Polyneuropathy organomegaly, endocrinopathy, monoclonal (M) gammopathy, skin syndrome (POEMS) may be difficult to diagnose as a result of methodological and clinical idiosyncrasies. Four of eleven criteria (M-protein, VEGF, endocrinopathy and thrombocytosis/polycythemia) are closely associated with clinical laboratory testing. POEMS has been largely associated with λ-M-gammopathies. Vascular endothelial growth factor (VEGF) is a recent addition to the major diagnostic criteria. VEGF may alter vascular permeability causing some manifestations of POEMS.


Review of the literature that focuses on clinical laboratory issues--endocrinological findings, identification of monoclonal gammopathies by electrophoresis and case demonstration.

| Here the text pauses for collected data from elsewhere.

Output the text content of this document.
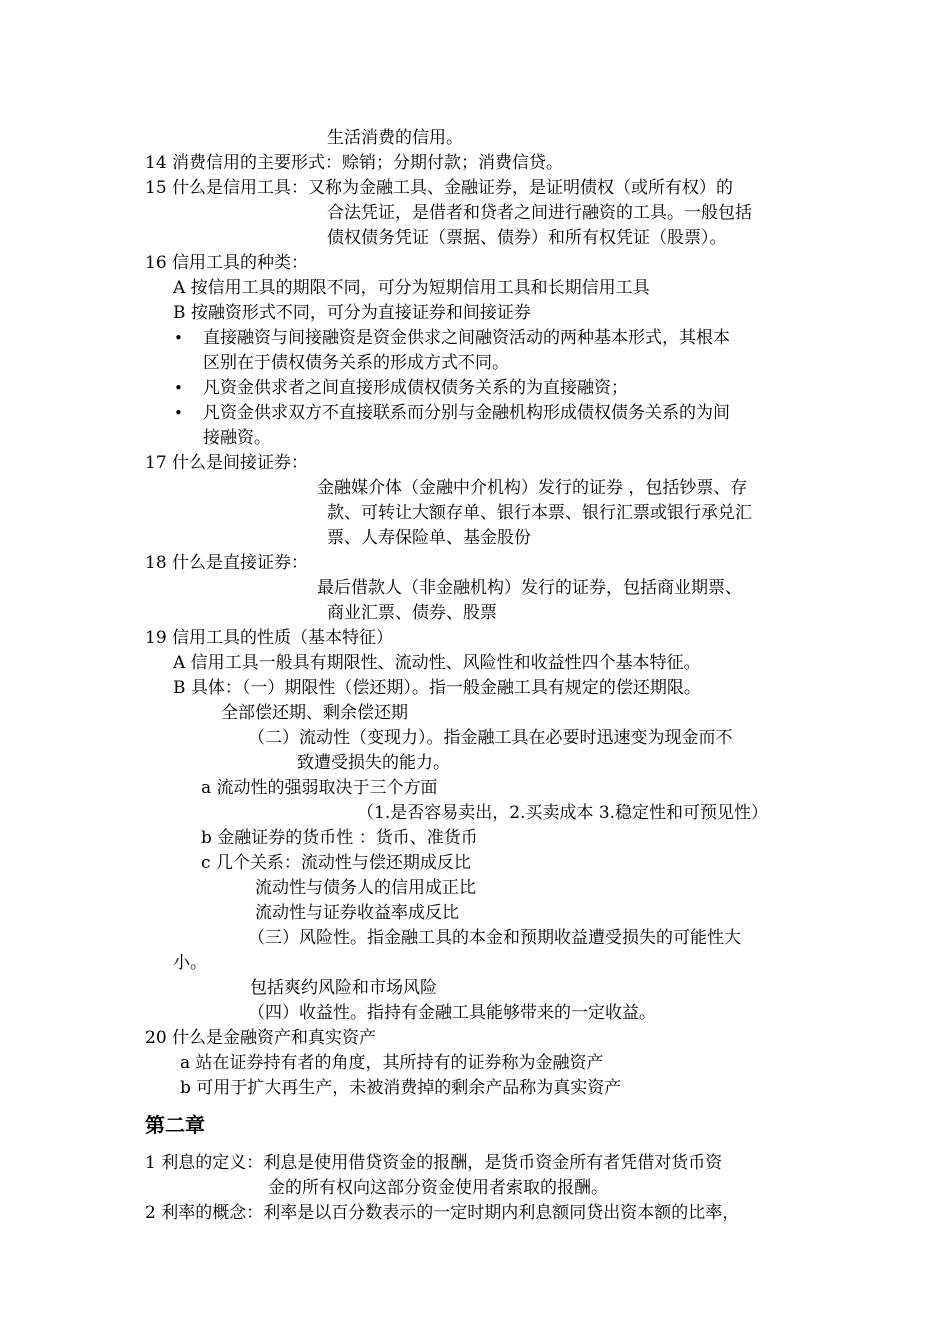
生活消费的信用。
14 消费信用的主要形式：赊销；分期付款；消费信贷。
15 什么是信用工具：又称为金融工具、金融证券，是证明债权（或所有权）的
合法凭证，是借者和贷者之间进行融资的工具。一般包括
债权债务凭证（票据、债券）和所有权凭证（股票）。
16 信用工具的种类：
A 按信用工具的期限不同，可分为短期信用工具和长期信用工具
B 按融资形式不同，可分为直接证券和间接证券
• 直接融资与间接融资是资金供求之间融资活动的两种基本形式，其根本
区别在于债权债务关系的形成方式不同。
• 凡资金供求者之间直接形成债权债务关系的为直接融资；
• 凡资金供求双方不直接联系而分别与金融机构形成债权债务关系的为间
接融资。
17 什么是间接证券：
金融媒介体（金融中介机构）发行的证券 ，包括钞票、存
款、可转让大额存单、银行本票、银行汇票或银行承兑汇
票、人寿保险单、基金股份
18 什么是直接证券：
最后借款人（非金融机构）发行的证券，包括商业期票、
商业汇票、债券、股票
19 信用工具的性质（基本特征）
A 信用工具一般具有期限性、流动性、风险性和收益性四个基本特征。
B 具体：（一）期限性（偿还期）。指一般金融工具有规定的偿还期限。
全部偿还期、剩余偿还期
（二）流动性（变现力）。指金融工具在必要时迅速变为现金而不
致遭受损失的能力。
a 流动性的强弱取决于三个方面
（1.是否容易卖出，2.买卖成本 3.稳定性和可预见性）
b 金融证券的货币性 ：货币、准货币
c 几个关系：流动性与偿还期成反比
流动性与债务人的信用成正比
流动性与证券收益率成反比
（三）风险性。指金融工具的本金和预期收益遭受损失的可能性大
小。
包括爽约风险和市场风险
（四）收益性。指持有金融工具能够带来的一定收益。
20 什么是金融资产和真实资产
a 站在证券持有者的角度，其所持有的证券称为金融资产
b 可用于扩大再生产，未被消费掉的剩余产品称为真实资产
第二章
1 利息的定义：利息是使用借贷资金的报酬，是货币资金所有者凭借对货币资
金的所有权向这部分资金使用者索取的报酬。
2 利率的概念：利率是以百分数表示的一定时期内利息额同贷出资本额的比率，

Based on the criterion of VEGF, POEMS was diagnosed in a patient with a κ-M-gammopathy.


Low-level IgA monoclonal proteins that are common in POEMS are often difficult to identify by serum electrophoresis (SPE). Immunofixation electrophoresis is required when polyneuropaties are investigated and an M-protein is not identified by SPE. VEGF may improve the sensitivity for diagnosis of POEMS and findings from capillary leak syndrome which are also associated with elevated VEGF and M-gammopathy suggests that κ-M-gammopathies may be implicated more often. It is demonstrated that due to computerized records, the laboratory practitioner is well suited to help the clinician make this complicated diagnosis.